College campuses used to be the kind of places where people would go to be exposed to new ideas. Unfortunately, these institutions — many of which are government funded — have become bastions of restrictions when it comes to free speech.
Today, we must give one campus cop recognition for his twisted take on the topic; even surveying people’s opinions are off-limits according to him.
Students collecting signatures for a free speech petition at an Illinois public college were threatened Friday with arrest if they did not cease their activities and obtain a permit for their activity on campus.
Two students, accompanied by an advisor from conservative organization Turning Point USA, were handing out free copies of the U.S. Constitution and collecting signatures urging the College of DuPage to adopt less-restrictive free speech policies, college news website Campus Reform reported.
A campus police officer soon confronted the students — one proudly holding up an American flag — informing them that they needed to stop.
“You go to the Student Life office, and they give you a permit to do so,” the officer told them.
After the Turning Point USA representative referenced their right to free speech on a public university campus, the officer said the issue did not have to do with their First Amendment rights.
“It’s not free speech, ma’am,” the officer said. “Nobody’s stopping you from free speech, but you can’t solicit out here, and basically you are — you’re soliciting your opinions.
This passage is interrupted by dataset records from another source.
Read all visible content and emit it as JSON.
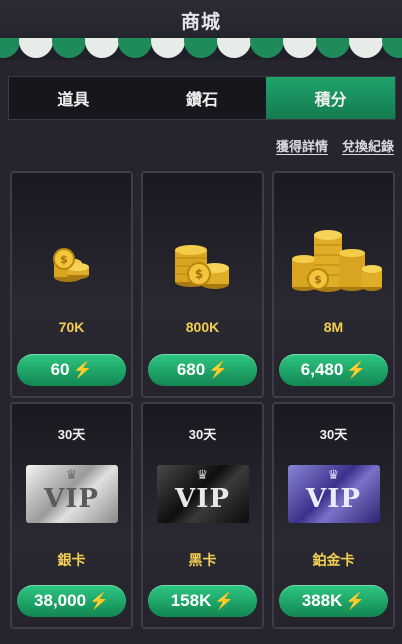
{
  "header": {
    "title": "商城"
  },
  "tabs": [
    {
      "label": "道具",
      "active": false
    },
    {
      "label": "鑽石",
      "active": false
    },
    {
      "label": "積分",
      "active": true
    }
  ],
  "links": {
    "details": "獲得詳情",
    "history": "兌換紀錄"
  },
  "items": [
    {
      "label": "70K",
      "price": "60",
      "icon": "coin-stack-small"
    },
    {
      "label": "800K",
      "price": "680",
      "icon": "coin-stack-medium"
    },
    {
      "label": "8M",
      "price": "6,480",
      "icon": "coin-stack-large"
    },
    {
      "days": "30天",
      "label": "銀卡",
      "price": "38,000",
      "icon": "vip-silver-card"
    },
    {
      "days": "30天",
      "label": "黑卡",
      "price": "158K",
      "icon": "vip-black-card"
    },
    {
      "days": "30天",
      "label": "鉑金卡",
      "price": "388K",
      "icon": "vip-platinum-card"
    }
  ],
  "vip_text": "VIP",
  "currency_icon": "lightning-bolt-icon",
  "colors": {
    "accent_green": "#1fa56c",
    "label_gold": "#f2cf52",
    "bolt_yellow": "#ffd23a"
  }
}
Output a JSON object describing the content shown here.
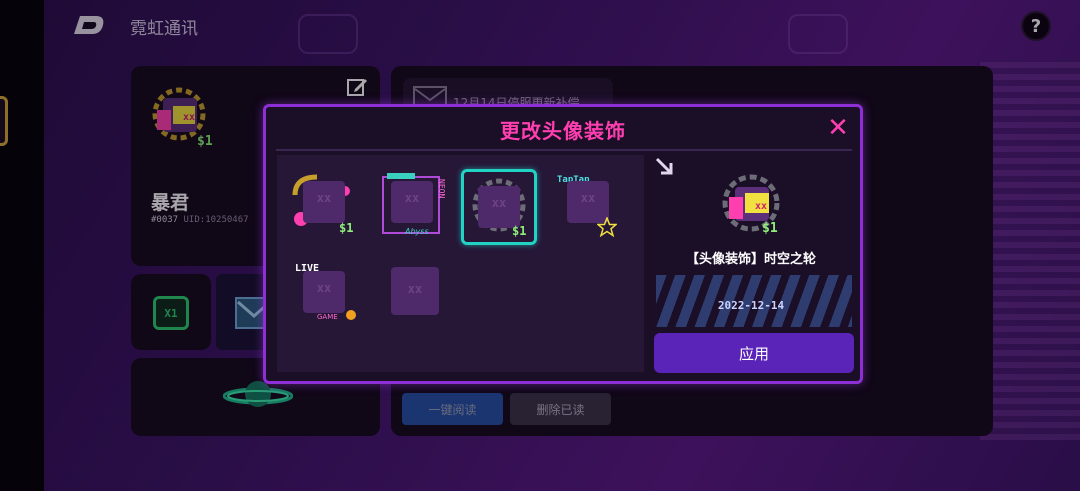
{
  "header": {
    "title": "霓虹通讯",
    "help_label": "?"
  },
  "profile": {
    "name": "暴君",
    "number": "#0037",
    "uid": "UID:10250467"
  },
  "mini_card": {
    "badge_text": "X1"
  },
  "messages": {
    "first_item": "12月14日停服更新补偿",
    "read_all_label": "一键阅读",
    "delete_read_label": "删除已读"
  },
  "modal": {
    "title": "更改头像装饰",
    "close_label": "✕",
    "decorations": [
      {
        "tag": "$1",
        "selected": false
      },
      {
        "tag": "",
        "selected": false
      },
      {
        "tag": "$1",
        "selected": true
      },
      {
        "tag": "",
        "selected": false
      },
      {
        "tag": "",
        "selected": false
      },
      {
        "tag": "",
        "selected": false
      }
    ],
    "decoration_texts": {
      "neon": "NEON",
      "abyss": "Abyss",
      "taptap": "TapTap",
      "live": "LIVE",
      "game": "GAME"
    },
    "detail": {
      "tag": "$1",
      "name": "【头像装饰】时空之轮",
      "date": "2022-12-14",
      "apply_label": "应用"
    }
  },
  "colors": {
    "accent_pink": "#ff3fb0",
    "modal_border": "#8e2fd6",
    "selected_border": "#22d3c5",
    "apply_button": "#5a24b8",
    "read_button": "#2f6fe0"
  }
}
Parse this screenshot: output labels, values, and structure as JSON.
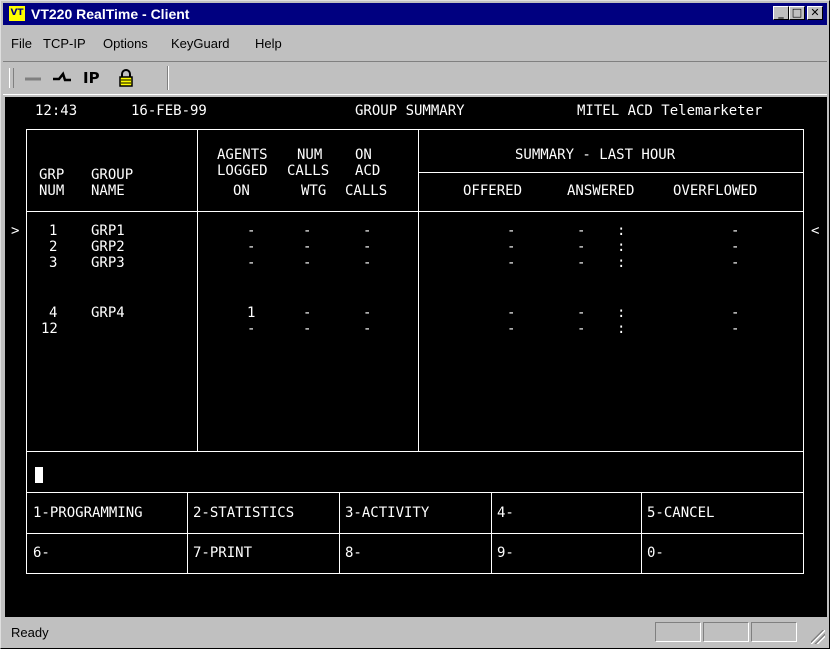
{
  "window": {
    "title": "VT220 RealTime - Client",
    "app_icon": "VT",
    "min_glyph": "_",
    "max_glyph": "□",
    "close_glyph": "✕"
  },
  "menu": {
    "file": "File",
    "tcpip": "TCP-IP",
    "options": "Options",
    "keyguard": "KeyGuard",
    "help": "Help"
  },
  "toolbar": {
    "icons": [
      "disconnect-icon",
      "connect-icon",
      "ip-icon",
      "lock-icon"
    ],
    "connect_glyph": "⌇",
    "ip_label": "IP"
  },
  "terminal": {
    "time": "12:43",
    "date": "16-FEB-99",
    "screen_title": "GROUP SUMMARY",
    "product": "MITEL ACD Telemarketer",
    "headers": {
      "grp": "GRP",
      "num": "NUM",
      "group": "GROUP",
      "name": "NAME",
      "agents": "AGENTS",
      "logged": "LOGGED",
      "on": "ON",
      "num2": "NUM",
      "calls": "CALLS",
      "wtg": "WTG",
      "on2": "ON",
      "acd": "ACD",
      "calls2": "CALLS",
      "summary": "SUMMARY - LAST HOUR",
      "offered": "OFFERED",
      "answered": "ANSWERED",
      "overflowed": "OVERFLOWED"
    },
    "rows": [
      {
        "num": "1",
        "name": "GRP1",
        "logged": "-",
        "wtg": "-",
        "acd": "-",
        "offered": "-",
        "answered": "-",
        "sep": ":",
        "overflowed": "-"
      },
      {
        "num": "2",
        "name": "GRP2",
        "logged": "-",
        "wtg": "-",
        "acd": "-",
        "offered": "-",
        "answered": "-",
        "sep": ":",
        "overflowed": "-"
      },
      {
        "num": "3",
        "name": "GRP3",
        "logged": "-",
        "wtg": "-",
        "acd": "-",
        "offered": "-",
        "answered": "-",
        "sep": ":",
        "overflowed": "-"
      },
      {
        "num": "4",
        "name": "GRP4",
        "logged": "1",
        "wtg": "-",
        "acd": "-",
        "offered": "-",
        "answered": "-",
        "sep": ":",
        "overflowed": "-"
      },
      {
        "num": "12",
        "name": "",
        "logged": "-",
        "wtg": "-",
        "acd": "-",
        "offered": "-",
        "answered": "-",
        "sep": ":",
        "overflowed": "-"
      }
    ],
    "left_marker": ">",
    "right_marker": "<",
    "softkeys": [
      "1-PROGRAMMING",
      "2-STATISTICS",
      "3-ACTIVITY",
      "4-",
      "5-CANCEL",
      "6-",
      "7-PRINT",
      "8-",
      "9-",
      "0-"
    ]
  },
  "status": {
    "text": "Ready"
  }
}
Okay? And you need to go get a permit.”
When pressed on if they were violating a law, the officer referred the students to student life and threatened to arrest them.
Here’s video of the interaction:
Wild monkeys on rocket-powered unicycles, that is rich. Shut down for collecting signatures on a free speech petition.
Folks, free speech is free speech, regardless of how you frame it. “Soliciting your opinions” is the exact same thing as free speech! It can’t be much clearer, but this argument is trying to subvert peaceful assembly into the same context as sidewalk vendor.
Any time someone tries to redefine terms like that, it’s bad. Can we agree on this one?